A consumer-goods retailer has begun to implement a platform-based model as it transitions from a bricks-and-mortar business to one that is data driven. Its CIO demonstrated how the company has achieved this in a competitive and highly saturated market by offering customers more local, simple, and digital solutions through artificial-intelligence personalization. Its flexible app platform enables the delivery of value to both the customer and the business. A feature on the platform showed that users who selected a “prepaid” option were generating significantly higher sales. “So we now offer a rebate to customers using this feature,” he told us, which benefits both customer and retailer.

Creating ‘platforms as a service’

In other cases, platform transformation involves reorganizing IT (and business stakeholders) around a set of modular platforms, each with its own logical cluster of activities and associated technology delivering on a specific business goal. This approach reimagines the role of technology in business and views platforms not just as a technology but as a service.

Platform governance and organization, starting with top engineering talent, are essential to a successful transformation to a modular platform model. A global pharmaceutical company has established a specialized career path for engineers separate from the rest of the company’s HR infrastructure. As its CTO put it, great engineers “want to write code, not approve vacation requests.” A leading bank has also taken measures to protect its supply of top talent. It screens and recruits talent in-house instead of outsourcing this crucial function to external recruiters. “We need to be better than them; otherwise, our competitors can also hire our talent,” one of its leaders told us.

An airline has achieved the ambitious target of fully digitizing its customer experience by driving business-model and tech transformation simultaneously. It took measures to protect its platform model from the legacy business. The new team, or “digital embryo,” is based in a separate building, close enough to headquarters to attend meetings but, as the CIO told us, “far enough so we avoid constantly eating lunch together with colleagues who might deflect us from our goal of radically rethinking all elements of business and technology.”

Establishing a strong technology backbone

Finally, a platform transformation typically builds on technology platforms, the backbone for digital innovation. Several participants told us how they had first “cleaned up” their IT architecture to serve as a foundation for digital innovations. A leading pharmaceutical company prepared the ground for its transformation by implementing a ruthless platform strategy with six target platforms and the goal of reducing the number of applications from 4,000 to 1,000.

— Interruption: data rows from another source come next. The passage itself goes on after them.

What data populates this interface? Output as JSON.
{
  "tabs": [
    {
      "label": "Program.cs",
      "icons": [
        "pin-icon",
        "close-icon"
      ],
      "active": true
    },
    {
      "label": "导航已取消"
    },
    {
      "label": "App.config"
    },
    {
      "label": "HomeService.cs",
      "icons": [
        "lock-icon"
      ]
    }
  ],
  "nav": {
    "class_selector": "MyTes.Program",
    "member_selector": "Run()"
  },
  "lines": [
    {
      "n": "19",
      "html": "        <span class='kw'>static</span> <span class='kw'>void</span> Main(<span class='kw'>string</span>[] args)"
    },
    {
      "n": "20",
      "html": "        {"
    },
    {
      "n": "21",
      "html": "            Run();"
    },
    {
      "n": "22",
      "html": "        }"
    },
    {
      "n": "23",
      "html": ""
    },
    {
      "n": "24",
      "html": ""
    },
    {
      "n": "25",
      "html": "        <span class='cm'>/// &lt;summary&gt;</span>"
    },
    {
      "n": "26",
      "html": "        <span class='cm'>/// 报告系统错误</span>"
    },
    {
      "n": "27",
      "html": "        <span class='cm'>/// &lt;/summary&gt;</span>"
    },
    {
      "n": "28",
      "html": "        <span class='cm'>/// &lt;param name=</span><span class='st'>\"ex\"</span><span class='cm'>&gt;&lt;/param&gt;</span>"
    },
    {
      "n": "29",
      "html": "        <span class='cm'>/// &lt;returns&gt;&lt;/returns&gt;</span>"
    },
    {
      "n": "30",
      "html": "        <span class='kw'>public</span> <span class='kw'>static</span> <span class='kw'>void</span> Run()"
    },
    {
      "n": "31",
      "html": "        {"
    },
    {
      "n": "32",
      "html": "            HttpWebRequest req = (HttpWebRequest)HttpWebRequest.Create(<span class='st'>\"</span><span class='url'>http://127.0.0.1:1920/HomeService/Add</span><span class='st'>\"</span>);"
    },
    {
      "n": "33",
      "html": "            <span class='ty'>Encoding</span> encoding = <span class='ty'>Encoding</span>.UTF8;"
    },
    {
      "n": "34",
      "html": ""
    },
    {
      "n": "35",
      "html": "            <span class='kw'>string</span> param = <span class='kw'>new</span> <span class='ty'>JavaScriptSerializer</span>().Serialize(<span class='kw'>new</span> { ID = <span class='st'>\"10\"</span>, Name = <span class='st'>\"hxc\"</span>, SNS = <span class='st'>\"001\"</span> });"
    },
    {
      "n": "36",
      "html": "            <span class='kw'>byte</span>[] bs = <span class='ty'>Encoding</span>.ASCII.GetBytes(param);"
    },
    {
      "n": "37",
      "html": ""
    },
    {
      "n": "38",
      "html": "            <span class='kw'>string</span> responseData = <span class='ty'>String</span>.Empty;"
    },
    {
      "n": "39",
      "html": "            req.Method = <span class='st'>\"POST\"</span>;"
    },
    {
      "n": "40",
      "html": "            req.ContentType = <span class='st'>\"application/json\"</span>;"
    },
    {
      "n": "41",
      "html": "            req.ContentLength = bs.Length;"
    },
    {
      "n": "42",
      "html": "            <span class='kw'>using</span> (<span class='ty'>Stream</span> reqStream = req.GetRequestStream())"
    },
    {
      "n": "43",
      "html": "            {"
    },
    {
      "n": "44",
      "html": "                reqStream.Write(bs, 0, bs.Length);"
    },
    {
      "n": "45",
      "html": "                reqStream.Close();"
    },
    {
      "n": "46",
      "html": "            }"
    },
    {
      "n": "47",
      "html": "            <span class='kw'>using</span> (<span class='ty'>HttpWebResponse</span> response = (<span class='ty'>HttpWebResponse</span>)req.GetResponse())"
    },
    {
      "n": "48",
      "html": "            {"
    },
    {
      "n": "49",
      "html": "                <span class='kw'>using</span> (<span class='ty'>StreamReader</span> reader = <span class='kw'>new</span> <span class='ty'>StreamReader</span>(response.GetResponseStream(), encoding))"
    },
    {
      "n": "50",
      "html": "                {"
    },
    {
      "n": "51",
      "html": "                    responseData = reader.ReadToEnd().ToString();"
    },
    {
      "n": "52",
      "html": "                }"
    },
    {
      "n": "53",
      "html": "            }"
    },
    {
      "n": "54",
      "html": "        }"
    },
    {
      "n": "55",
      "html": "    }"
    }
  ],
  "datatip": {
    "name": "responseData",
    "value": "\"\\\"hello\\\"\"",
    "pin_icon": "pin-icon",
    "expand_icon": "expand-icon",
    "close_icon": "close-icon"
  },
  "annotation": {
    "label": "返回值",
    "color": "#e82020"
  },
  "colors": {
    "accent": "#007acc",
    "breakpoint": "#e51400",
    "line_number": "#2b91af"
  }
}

There has been a sharp increase over the past two years in companies embracing platform transformations, and as the number continues to grow, the scope of what that means will continue to broaden.

Whichever aspects of platforms are relevant, the discussions underscored that all of the decisions around platforms at any company are tech driven and interconnected and will require a comprehensive strategic approach that involves the entire company’s enterprise architecture.

Sven Blumberg is a senior partner in McKinsey’s Istanbul office; Oliver Bossert is a partner in the Frankfurt office, where Gérard Richter is a senior partner; and Klaas Ole Kürtz is a practice manager for McKinsey Digital, based in the Hamburg office.